Performance tuning x 5

Improving the performance of financial applications often leads to a call for additional or larger servers. However, performance is always a sum of functional elements, user perception and hardware.

Performance tuning-1

5 recommendations from the practice of performance tuning:

1. Create a benchmark

Base the optimal performance on the usability of the system and create a benchmark for the usability. Consider questions like ‘What should the application do?’ and ‘Can anyone use it well?’.  When you move from 5 seconds response time to 3, you improve the performance, but not the effectiveness of the application. With a benchmark you always have an objective standard to refer to, which will help you in your communication with the end users.

2. Focus on the bottlenecks

Firstly, analyse where most time is lost during a process. This allows you to judge the performance when only one user is active. Often, this will give you an insight in the functional elements which can be improved. This not only increases performance, but also shows you which technical issues need to be solved.

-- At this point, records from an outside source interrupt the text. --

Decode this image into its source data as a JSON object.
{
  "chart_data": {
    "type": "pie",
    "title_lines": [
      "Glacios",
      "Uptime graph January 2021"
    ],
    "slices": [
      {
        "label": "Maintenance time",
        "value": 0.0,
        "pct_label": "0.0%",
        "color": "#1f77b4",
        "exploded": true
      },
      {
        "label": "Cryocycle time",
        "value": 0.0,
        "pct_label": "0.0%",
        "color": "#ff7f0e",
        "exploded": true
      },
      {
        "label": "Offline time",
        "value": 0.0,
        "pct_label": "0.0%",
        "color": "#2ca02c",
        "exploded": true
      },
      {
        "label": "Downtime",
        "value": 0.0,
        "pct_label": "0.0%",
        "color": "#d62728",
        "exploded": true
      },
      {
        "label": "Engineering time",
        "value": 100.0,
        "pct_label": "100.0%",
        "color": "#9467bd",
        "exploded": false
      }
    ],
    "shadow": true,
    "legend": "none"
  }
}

Optimum performance is all about smart investing. This requires an integrated approach, including technology, infrastructure and functional design. Often, it is not sensible to install a larger server or to ask a generic database specialist to have a look at the database. To improve performance you’ll need to integrate the various components and functions of the application.

3. Scalability

Before going live, try to get a picture of application behavior during heavy usage. Load simulation software will show the capacity of the platform to have several users carrying out the same scenario. What is the effect on performance and hardware? What are the bottlenecks? And what do we find acceptable? Suppose there are 50 concurrent users, which percentage loss in response time compared to the benchmark is acceptable?

4. Concurrent processes

Note the consistency of different processes. Some processes impose a heavy burden on the system and hence hinder the other users in the road. If one user performs a batch process, such as a consolidation or an import, the other users experience a delay in their reports. If you can make these processes faster in the application, the application is immediately more scalable. If you drive cars instead of trucks, the capacity of the road goes up dramatically.


5. Integrate into support cycle

Make performance measurements a permanent part of the support cycle and application life cycle management. Before major changes, do not only rate the functional consequences, but also the effects on performance. Use the benchmark from step 1 to see what your performance gain will be.